Футуризм. В том смысле, в каком его определил заново сам Азимов. Герберт Уэллс на рубеже веков говорил о будущности (futurity), а чуть позже группа итальянских художников и протофашистов присвоила себе слово «футуризм» (futurism). Филиппо Томмазо Маринетти[38]
опубликовал свой «Манифест футуриста» зимой 1909 г. в La Gazzetta dell’Emilia и Le Figaro. Он объявил себя и своих друзей наконец свободными — свободными от прошлого.Громадная гордость приподнимала нас, потому что мы чувствовали, что одни в тот час, мы одни, мы не спим и на ногах, подобно гордым маякам или стражам в передовом дозоре против армии враждебных звезд… «Andiamo, — сказал я. — Andiamo, amici» <…> И как молодые львы, мы побежали вслед за смертью [и т. д.].
Манифест содержал 11 нумерованных пунктов. Пункт первый: «Мы будем воспевать любовь к опасности…». Пункт четвертый был посвящен быстрым автомобилям: «Мы утверждаем, что величие мира обогатилось новой красотой — красотой скорости. Гоночный автомобиль, капот которого украшают большие трубы, как змеи взрывного движения».
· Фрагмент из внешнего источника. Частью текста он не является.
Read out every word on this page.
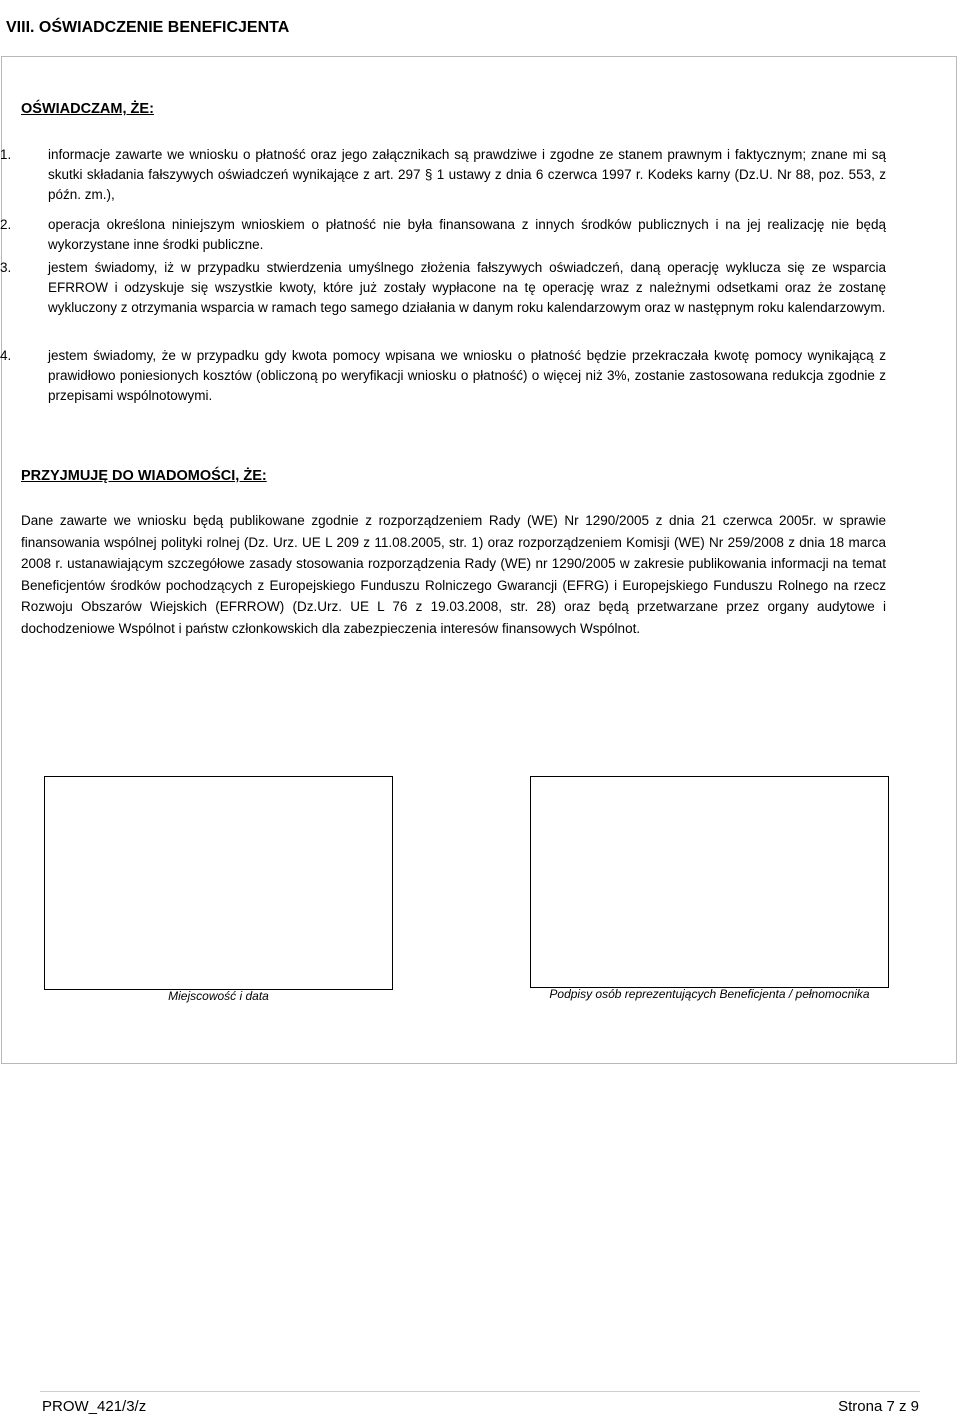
VIII. OŚWIADCZENIE BENEFICJENTA
OŚWIADCZAM, ŻE:
1.	informacje zawarte we wniosku o płatność oraz jego załącznikach są prawdziwe i zgodne ze stanem prawnym i faktycznym; znane mi są skutki składania fałszywych oświadczeń wynikające z art. 297 § 1 ustawy z dnia 6 czerwca 1997 r. Kodeks karny (Dz.U. Nr 88, poz. 553, z późn. zm.),
2.	operacja określona niniejszym wnioskiem o płatność nie była finansowana z innych środków publicznych i na jej realizację nie będą wykorzystane inne środki publiczne.
3.	jestem świadomy, iż w przypadku stwierdzenia umyślnego złożenia fałszywych oświadczeń, daną operację wyklucza się ze wsparcia EFRROW i odzyskuje się wszystkie kwoty, które już zostały wypłacone na tę operację wraz z należnymi odsetkami oraz że zostanę wykluczony z otrzymania wsparcia w ramach tego samego działania w danym roku kalendarzowym oraz w następnym roku kalendarzowym.
4.	jestem świadomy, że w przypadku gdy kwota pomocy wpisana we wniosku o płatność będzie przekraczała kwotę pomocy wynikającą z prawidłowo poniesionych kosztów (obliczoną po weryfikacji wniosku o płatność) o więcej niż 3%, zostanie zastosowana redukcja zgodnie z przepisami wspólnotowymi.
PRZYJMUJĘ DO WIADOMOŚCI, ŻE:
Dane zawarte we wniosku będą publikowane zgodnie z rozporządzeniem Rady (WE) Nr 1290/2005 z dnia 21 czerwca 2005r. w sprawie finansowania wspólnej polityki rolnej (Dz. Urz. UE L 209 z 11.08.2005, str. 1) oraz rozporządzeniem Komisji (WE) Nr 259/2008 z dnia 18 marca 2008 r. ustanawiającym szczegółowe zasady stosowania rozporządzenia Rady (WE) nr 1290/2005 w zakresie publikowania informacji na temat Beneficjentów środków pochodzących z Europejskiego Funduszu Rolniczego Gwarancji (EFRG) i Europejskiego Funduszu Rolnego na rzecz Rozwoju Obszarów Wiejskich (EFRROW) (Dz.Urz. UE L 76 z 19.03.2008, str. 28) oraz będą przetwarzane przez organy audytowe i dochodzeniowe Wspólnot i państw członkowskich dla zabezpieczenia interesów finansowych Wspólnot.
Miejscowość i data	Podpisy osób reprezentujących Beneficjenta / pełnomocnika
PROW_421/3/z	Strona 7 z 9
Когда Азимов использовал это слово, он имел в виду нечто более фундаментальное: ощущение будущего как условного места, отличающегося — и, возможно, очень сильно — от того, что было прежде. На протяжении большей части истории люди не могли видеть будущее таким. Религии не особенно задумывались о будущем — они ждали возрождения или жизни вечной, новой жизни после смерти, существования вне времени. Но в какой-то момент человечество наконец переступило порог осознания. Возникло ощущение, что под солнцем все же есть кое-что новое. Азимов объясняет:
Прежде чем говорить о футуризме, мы должны сначала признать существование будущего в состоянии, которое существенно отличается от настоящего и прошлого. Нам может показаться, что потенциальное существование такого будущего самоочевидно, но до сравнительно недавних времен это совершенно точно было не так.
И когда это произошло? Началось всерьез с печатного станка Гутенберга, который позволил нам сохранять культурную память в чем-то видимом и осязаемом, в чем-то, чем можно поделиться. Полную скорость этот процесс набрал с началом промышленной революции и возвышением машины — ткацких станков, мельниц и плавильных печей, угля, железа и пара. Он же породил, помимо всего прочего, внезапную ностальгию по исчезающему на глазах аграрному образу жизни. Поэты, как всегда, были в первых рядах. Помните: «Внемлите глас певца! — призывал Уильям Блейк. — Знает он, что есть, что было и что будет». Кое-кто из людей любил прогресс больше, чем мистер Темные Сатанинские Мельницы, но, так или иначе, пока не родился футуризм, людям приходилось
Блейк, окруженный со всех сторон все более совершенными машинами, более, чем кого-либо, обвинял во всем Исаака Ньютона — ограниченного рационалиста, всюду насаждающего свой новый порядок[40]
. Но сам-то Ньютон не верил в прогресс. Он много занимался историей, по большей части библейской, и полагал, как ни крути, что его собственная эпоха представляет собой эру упадка, жалкие остатки прежней славы. Изобретая новую математику[41], открывающую перед человеком широкие возможности, он считал, что заново открывает секреты, известные еще древним, но позже забытые. Идея абсолютного времени не подорвала его глубокую веру в вечное христианское время. Историки, изучающие нынешнее представление о прогрессе, отмечают, что оно начало развиваться в XVIII веке, одновременно с представлением о самой истории. Мы воспринимаем современное ощущение истории — ощущение «исторического времени» — как нечто само собой разумеющееся. Историк Дороти Росс определяет это ощущение как «доктрину о том, что все исторические явления могут быть поняты исторически, что все события в историческое время могут быть объяснены предыдущими событиями в историческое время»[42]. (Она называет это «поздним и сложным достижением современного Запада».) Сегодня это кажется таким очевидным: настоящее строится на прошлом.